My journal may not be the typical sportsman’s journal. Like most sportsmen, I try and capture the basics of who, what, when and how many of the adventures we are lucky enough to experience. Ironically though, these are the details that I will most likely remember when I’m 80 years old. But regrettably, these are not the most cherished details that I will want to remember when I’m 80 years old. Therefore, my goal is to capture the “essence” and “soul” of our outdoor adventure. I want to chronicle the subtle nuances that make me stop and reflect on a special moment that may seem insignificant to others but means the world to me.

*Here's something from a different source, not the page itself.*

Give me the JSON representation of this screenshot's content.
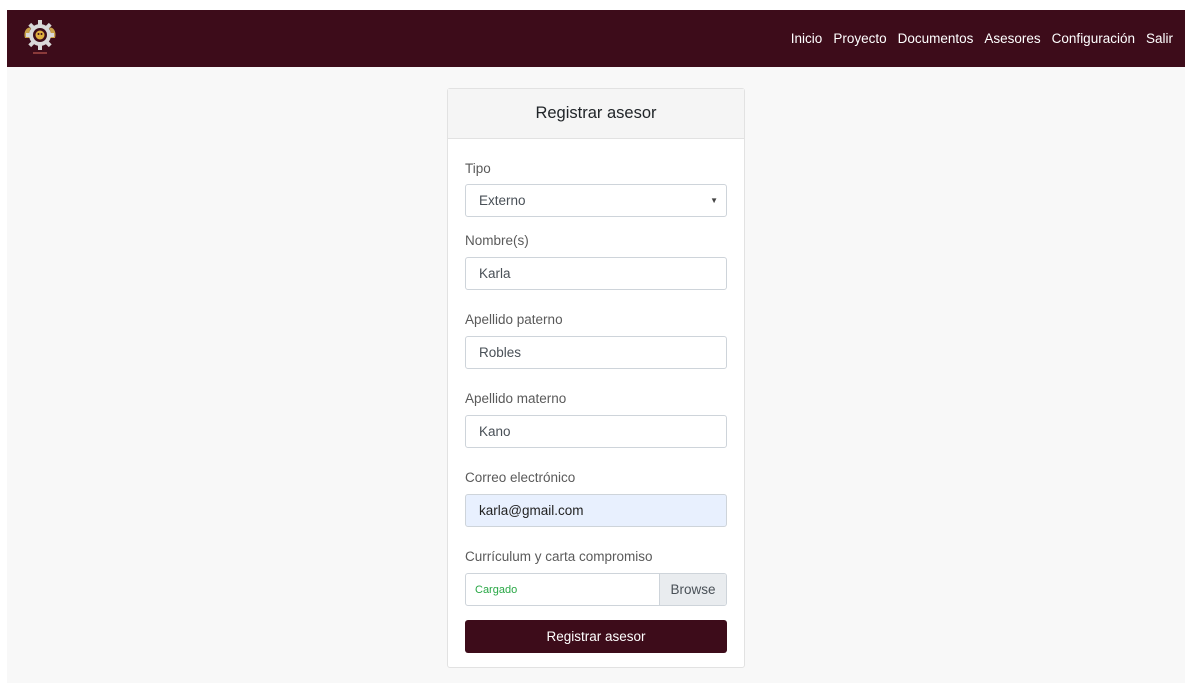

I want to write about the special people we meet on our hunts and trips……like the old man with white hair and a red face who can hardly walk anymore but is in the field participating in the hunt and sharing his wisdom about an obscure fact or detail regarding his Browning Sweet 16 shotgun. I want to capture the joy in the face of an 11 year old as he shoots his first dove on the wing in a September corn field in the low-country of S.C. I want to remember how blue the sky was that afternoon as momentous events were unfolding. I want to remember the rustling sound of the golden, late season corn stalks as they swayed in the wind on a cold, blustery November dove shoot. I want to be able to remember the pride a father feels when his 19 year old achieves a “double” on a covey of quail at a South Georgia plantation using a vintage 1905 Parker shotgun. I want to remember the hickory smell of the BBQ that was served by our host before the hunt that October afternoon. I want to remember the taste of the salt water as it stings my face in rough seas as we make our way to fish for sheepshead at the Charleston jetties. I want to write about the feeling of pride I got when my 25 year old son was the guide on my first fly fishing trip to a remote trout stream on the SC/Georgia border. I want to remember the warm, mellow sting in my throat from the flask as we toasted the first “brookie” of my life. I want to remember how cold and clear the mountain stream was that day in May and how I only fell once on the slippery, green, moss covered rocks. I want to remember that I caught my trout using a 47 year old fly rod that was mine as a kid.
These are the events and details I want to remember as I am warming by the red, glowing fire in my leather chair when I am 80 years old. It will not matter much how many birds we killed or fish we caught that day. But it will matter what we talked about on our journey to the field or stream. So I encourage every sportsman to keep their own version of their journal. I am convinced it will become their most prized possession. Mine is.
No words were ever more true………it is all about the journey.